O mercado abriu a terça-feira com um clima de cautela, refletido no recuo de 0,34% do Ibovespa, que encerrou o pregão pressionado por movimentos pontuais em setores relevantes. A Eneva liderou as altas do dia com avanço de 3,22%, enquanto a MBRF amargou queda de 7,66%. O rastreamento de volume atípico mostrou forte movimentação nas ações de Rdor, Hypera e Caixa Seguridade — todas negociadas bem acima da média, mas com desempenho negativo, sinalizando uma rotação defensiva no mercado.
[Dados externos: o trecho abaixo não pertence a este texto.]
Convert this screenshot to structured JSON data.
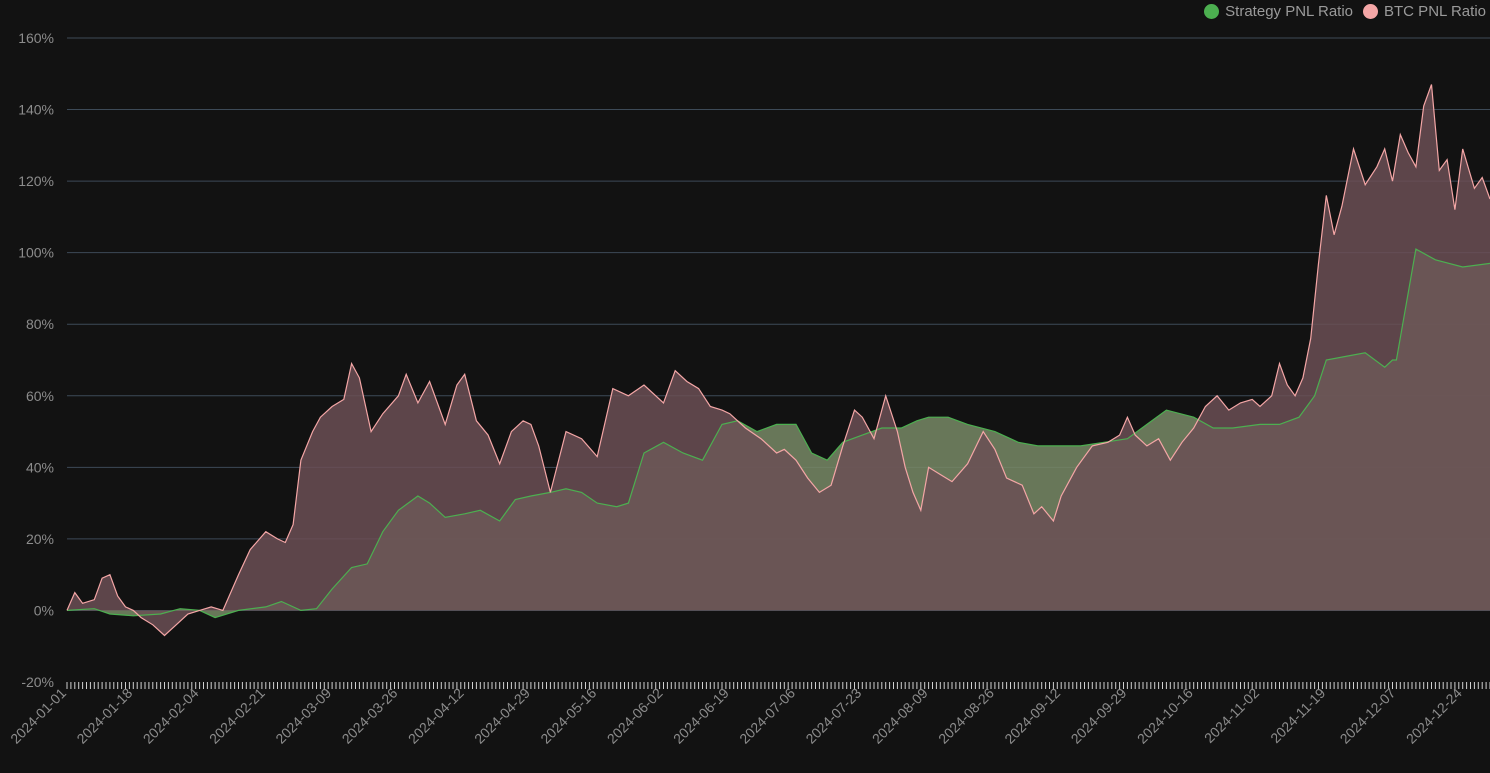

Entre os assuntos centrais do dia, um tema recorrente voltou ao debate público: o impacto do dólar no cotidiano dos brasileiros. A clássica frase “eu não como dólar” ganhou novos contornos após um estudo da FGV revelar, com dados consistentes, a dimensão da exposição cambial das famílias em todas as faixas de renda. Com 10% do PIB brasileiro dependente diretamente de importações, a variação do câmbio se infiltra silenciosamente em nossa cesta de consumo. A pesquisa demonstra, inclusive, qual proporção ideal de dolarização cada grupo deveria ter em seus investimentos — uma evidência concreta de que diversificação internacional não é luxo, mas uma ferramenta de preservação real do poder de compra. A reflexão levantada por Bruno Paolinelli, autor da newsletter, sintetiza o argumento: se o seu consumo já está exposto ao dólar, por que seus investimentos ainda não estão?
No noticiário corporativo, o movimento mais relevante veio do setor financeiro. O Itaú assumiu o controle da Avenue após adquirir uma fatia adicional de 17% da corretora, atingindo 50,1% de participação e consolidando sua estratégia de expansão internacional em investimentos para pessoa física. O mercado também observou outras transações expressivas: a Sonae vendeu sua participação de 26% no shopping Parque Dom Pedro por R$ 625 milhões, enquanto a UnitedHealth encerrou sua presença na América Latina com a venda da Banmédica ao grupo Pátria por US$ 1 bilhão.
No cenário doméstico, a crise empresarial segue deixando marcas profundas. A AMMO, dona da mmartan, entrou com pedido para aprovação de um plano de recuperação judicial, acumulando R$ 393 milhões em passivos. A empresa colocou a própria marca como garantia em uma tentativa de reorganização. No agro, a situação é ainda mais crítica: o número de recuperações judiciais no setor atingiu um novo recorde, refletindo margens comprimidas, juros altos e escassez de crédito — uma combinação que deve resultar em um volume de fusões e aquisições apenas estável em 2025, ao contrário do crescimento esperado em anos anteriores.
O relatório do Ministério da Fazenda foi outro ponto de atenção. Ele mostrou que o grupo 0,01% mais rico do país paga apenas 4,6% de Imposto de Renda efetivo, devido ao uso intensivo de instrumentos isentos como dividendos e títulos incentivados. Paralelamente, o 1% mais rico concentra 37% de toda a riqueza nacional, evidenciando desigualdades estruturais que reacendem o debate sobre reforma tributária e justiça fiscal. O Banco Central, por sua vez, lançou uma nova ferramenta para impedir abertura não autorizada de contas, reforçando a agenda de segurança no sistema financeiro.
Na política, o ambiente continuou agitado: o Contran aprovou o fim da obrigatoriedade de aulas em autoescola para obtenção da CNH, medida que deve mexer com o mercado de formação de condutores. No setor empresarial, uma movimentação inusitada chamou atenção — a ASA fez um ataque hostil ao banco ABC Brasil, levando embora 50 executivos de uma só vez. Também continuam os desdobramentos da crise do Banco Master, que vem afetando negócios ligados ao empresário Nelson Tanure.
O noticiário internacional revelou dificuldades no setor automotivo chinês: a BYD registrou queda nas vendas pelo terceiro mês consecutivo, resultado de uma concorrência feroz entre dezenas de montadoras em um mercado que se transformou em uma verdadeira guerra de preços. A Tesla enfrenta o mesmo ambiente adverso na China. No comércio global, os custos de transporte voltaram a pressionar as cadeias logísticas, com o frete marítimo atingindo sua máxima em quase dois anos.
A terça-feira chega ao fim com um mosaico complexo de informações: bancos se movem estrategicamente, a crise empresarial avança em setores importantes, o agro vive uma onda inédita de pedidos de proteção judicial e o debate sobre dolarização e poder de compra ganha força — tudo isso enquanto o cenário internacional mostra um ambiente competitivo e volátil. O cenário financeiro brasileiro entra no mês de dezembro ainda em estado de atenção, mas também repleto de movimentos que podem redesenhar partes relevantes do mercado.